Sitting up straight, I stared at the wall where the sounds were coming from. I wasn’t sure why, but the need to comfort this poor girl was weighing heavily on me.
Because all you ever wanted was a real friend, that’s why.
Climbing to my feet, I carefully stepped to the wall, as if the sound of my walking would spook her. Placing my ear to the thin sheet rock, I tapped the wall quietly with my nail and listened.
Aubrey hiccuped a subtle gasp, obviously startled by the sound. I could hear her shifting around in her room and feel her body against the wall as she pressed herself into the material.
She didn’t speak, I wasn’t even sure if she was breathing, but I knew her head was pushed as tightly against the wall as mine was.
Tap tap, bouncing my finger, I waited.
The seconds ticked by, the only sound I could hear was the blood pumping between my ears.
Tap tap, repeating the noise, I stood as still as I could, hoping she would tap back.
She didn’t.
It’s better this way, you can’t get her killed.
Letting out a slow breath, I wandered over to my bed and laid down. Laying my hand over my stomach, I ran my plan through my head. Salt was giving me an offer in not so many words. There were meanings hidden between the lines, words I might be manifesting to life by pure desperation; but I didn’t care.
I had to grasp at something in order to keep this feeling inside me alive. A small flicker of hope had started to burn in my gut. It had been years since I felt that, since I could visualize a way out of this fucking place.
Tink tink. . .
Popping upright in bed, I sat still, unsure if my mind was playing tricks on me. There were all kinds of noises that could be heard throughout this place.
Pipes clanked and spit as water ran through them, the floor boards creaked and twisted from the guards that casually walked the halls, making sure we were all safely secured. Rain would splash against the roof, the gentle splatter another reminder that there was still an entire world I’d never see outside those walls.
Tink tink.
There it was again. Throwing my feet over the side of the bed, the sound was coming from the wall that separated Aubrey and myself.
It’s her, she’s signaling back.
Darting across the room on the tips of my toes, I quickly gave three taps back. Aubrey mimicked my beat, giving me three more.
“Aubrey,” I said, pushing my voice out in a low whisper.
Tink.
“You can talk softly, I should be able to hear you.”
“What about the guards?” she asked, her voice so quiet I had to strain to hear her.
Her voice sounded like it was coming from the seam of the wall and the floor, so I slid down to my haunches, keeping one shoulder and ear against the wall.
“We have a little bit before they come back around, they do sweeps every thirty minutes or so. How are you feeling?”
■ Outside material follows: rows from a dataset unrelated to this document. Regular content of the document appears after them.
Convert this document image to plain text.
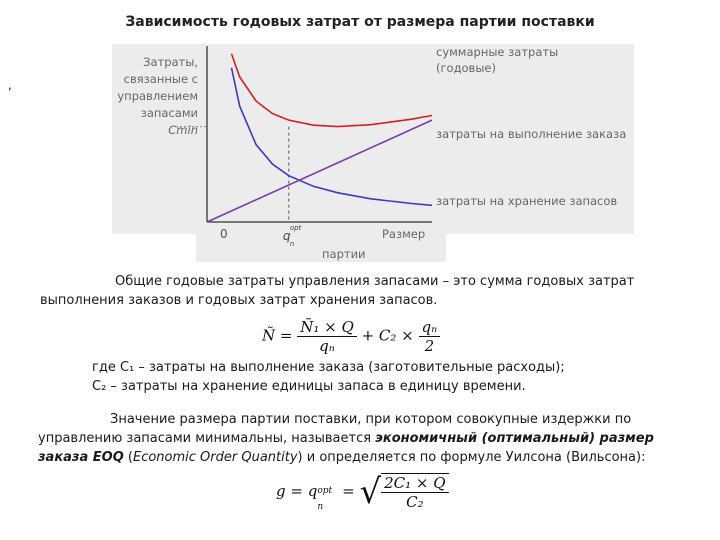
Зависимость годовых затрат от размера партии поставки
,
Затраты,
связанные с
управлением
запасами
Cmin
суммарные затраты
(годовые)
затраты на выполнение заказа
затраты на хранение запасов
0	q
n
opt	Размер
партии
Общие годовые затраты управления запасами – это сумма годовых затрат
выполнения заказов и годовых затрат хранения запасов.
Ñ = $\frac{\text{Ñ₁ × Q}}{\text{qₙ}} + C_2 \times \frac{\text{qₙ}}{2}$
где C₁ – затраты на выполнение заказа (заготовительные расходы);
C₂ – затраты на хранение единицы запаса в единицу времени.
Значение размера партии поставки, при котором совокупные издержки по
управлению запасами минимальны, называется экономичный (оптимальный) размер
заказа EOQ (Economic Order Quantity) и определяется по формуле Уилсона (Вильсона):
g = q opt
n
= √ $\frac{\text{2C₁ × Q}}{\text{C₂}}$
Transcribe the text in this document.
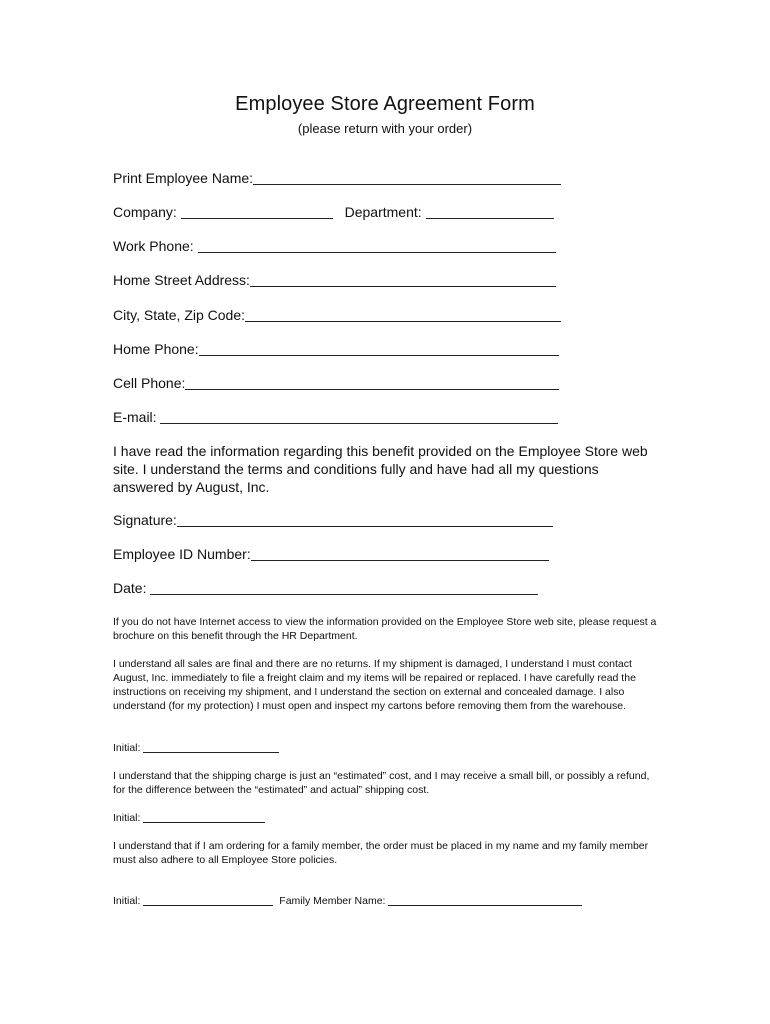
Employee Store Agreement Form
(please return with your order)
Print Employee Name:
Company:	Department:
Work Phone:
Home Street Address:
City, State, Zip Code:
Home Phone:
Cell Phone:
E-mail:
I have read the information regarding this benefit provided on the Employee Store web site. I understand the terms and conditions fully and have had all my questions answered by August, Inc.
Signature:
Employee ID Number:
Date:
If you do not have Internet access to view the information provided on the Employee Store web site, please request a brochure on this benefit through the HR Department.
I understand all sales are final and there are no returns. If my shipment is damaged, I understand I must contact August, Inc. immediately to file a freight claim and my items will be repaired or replaced. I have carefully read the instructions on receiving my shipment, and I understand the section on external and concealed damage. I also understand (for my protection) I must open and inspect my cartons before removing them from the warehouse.
Initial:
I understand that the shipping charge is just an “estimated” cost, and I may receive a small bill, or possibly a refund, for the difference between the “estimated” and actual” shipping cost.
Initial:
I understand that if I am ordering for a family member, the order must be placed in my name and my family member must also adhere to all Employee Store policies.
Initial:	Family Member Name:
It was a dumb question. I knew how she felt. She felt like shit, she felt like her life was over, she felt all the same things everyone else did about being there.
“Are you sure it’s safe to do this?”
“Sure enough,” I responded with a giggle, doing my best to make light of a horrible situation. “It feels good to talk to someone else that isn’t one of Virgo’s goons, I can tell you that.”
“It really does.”
Relaxing my head against the wall, I sat on my ass, curling my legs underneath me. “Where are you from?”
I was trying to make small talk. It seemed like the proper thing to do when you were talking to someone you knew nothing about.
“Florence,” she said, her accent fairly light for someone born in Italy. “You?”
“Boston.”
“Where’s that?”
“The U.S.”
“That’s a world away from here.” She sounded much more relaxed, almost at ease. We sat silent for a moment, and I don’t think either of us really knew how to have a normal conversation anymore.
What do you say?
What do you ask?
It wasn’t like we had lives to talk about outside that place. Memories equaled more pain, and I wanted to avoid the pain.
“Can I ask you something?” she finally questioned.
“Sure.” Picking at my fingers, I kept my hands in my lap.